Following are excerpts from the release: "Reshaping the world's trade system and reducing barriers to trade could accelerate medium-term growth and reduce poverty around the world, concludes Global Economic Prospects and the Developing Countries 2002: Making Trade Work for the World's Poor, the Bank's yearly report on prospects for developing countries. Expanding trade could well increase annual GDP growth by an additional 0.5 per cent over the long run - and by 2015, lift 300 million people out of poverty in addition to the 600 million escaping desperate poverty with normal growth.

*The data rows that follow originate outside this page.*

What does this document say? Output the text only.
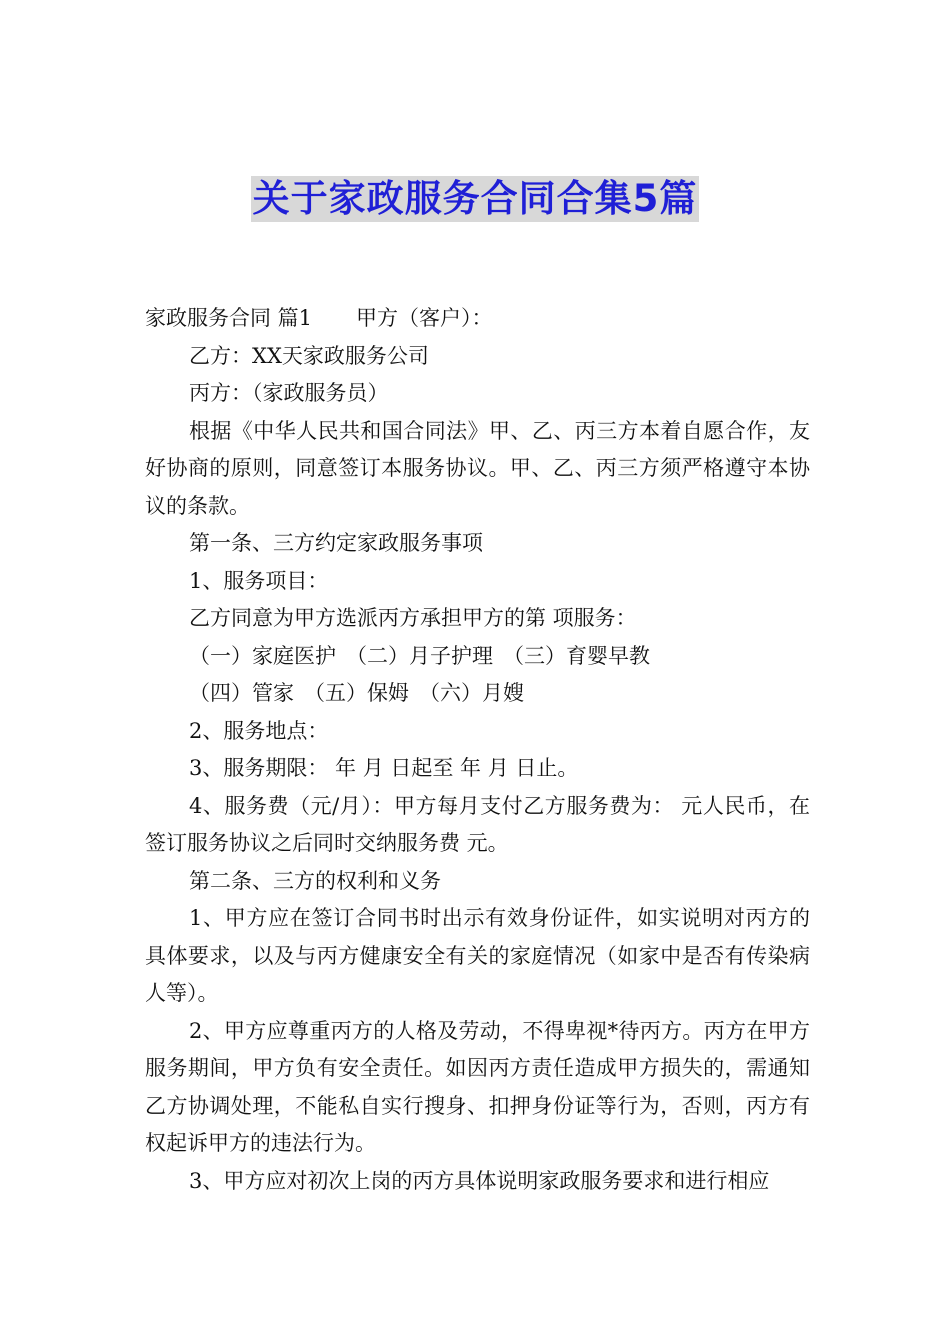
关于家政服务合同合集5篇

家政服务合同 篇1 甲方（客户）：

乙方：XX天家政服务公司

丙方：（家政服务员）

根据《中华人民共和国合同法》甲、乙、丙三方本着自愿合作，友好协商的原则，同意签订本服务协议。甲、乙、丙三方须严格遵守本协议的条款。

第一条、三方约定家政服务事项

1、服务项目：

乙方同意为甲方选派丙方承担甲方的第 项服务：

（一）家庭医护 （二）月子护理 （三）育婴早教

（四）管家 （五）保姆 （六）月嫂

2、服务地点：

3、服务期限： 年 月 日起至 年 月 日止。

4、服务费（元/月）：甲方每月支付乙方服务费为： 元人民币，在签订服务协议之后同时交纳服务费 元。

第二条、三方的权利和义务

1、甲方应在签订合同书时出示有效身份证件，如实说明对丙方的具体要求，以及与丙方健康安全有关的家庭情况（如家中是否有传染病人等）。

2、甲方应尊重丙方的人格及劳动，不得卑视*待丙方。丙方在甲方服务期间，甲方负有安全责任。如因丙方责任造成甲方损失的，需通知乙方协调处理，不能私自实行搜身、扣押身份证等行为，否则，丙方有权起诉甲方的违法行为。

3、甲方应对初次上岗的丙方具体说明家政服务要求和进行相应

Developing countries stand to gain an estimated $1.5 trillion of additional income in the 10 years after liberalisation policies are begun; developed countries would see their incomes rise by some $1.3 trillion.

"To make this happen, the developed countries have to be willing to put agriculture and textiles on the negotiating table because those are the products that the world's poor produce," says Uri Dadush, Director of the World Bank's Economic Policy and Prospects Group. "A round that brings down barriers in agriculture, advances the timetable on textiles, and agrees to curtail antidumping at the same time it takes up the concerns of the industrialised countries has the potential for being a true 'Development Round'."

"The report says that, despite the tough circumstances in 2001, the long-term prospects for developing countries are promising. This is to a large extent due to improved macro-economic management, rising savings, increased openness, and greater diversification. Average per capita growth of 3.6 per cent is forecast for 2005-2015 for developing countries and 2.5 per cent for high-income nations. Export markets are expected to recover robustly by 2003, but commodity prices may remain depressed for some time."

"The short-term problems are serious and call for an urgent response. However, the long-term prospects for developing countries are still bright," notes Nick Stern, the World Bank's Chief Economist and its Senior Vice President. "Since the crises of the mid 1990s, trade linkages have risen in importance and many developing countries have become less reliant on the more volatile forms of capital flow. In addition, many developing countries are better equipped to absorb negative external shocks, given their domestic reforms and their trade diversification. Most important, these policy improvements justify the expectation that they will return to relatively high growth rates, once the global economy recovers from the current slowdown. Other developing countries, with weaker policies, have done much less well in the 1990s - there is a challenge of inclusion."

However, even with these favourable growth prospects in most regions, some could be left behind, making it difficult to meet development goals of reducing child mortality, halving poverty and raising literacy rates. Non-oil commodity exporters, countries with high debt levels, and nations with poor credit histories will find themselves at a disadvantage in trade and financial markets. Sub-Saharan Africa in particular confronts enormous problems in all of these dimensions - as well as the public health epidemic of AIDS. For these reasons, invigorating the global trade agenda, granting preferential access to low income countries, and providing aid to expand trade is imperative, even in these times of uncertainty, the authors stress."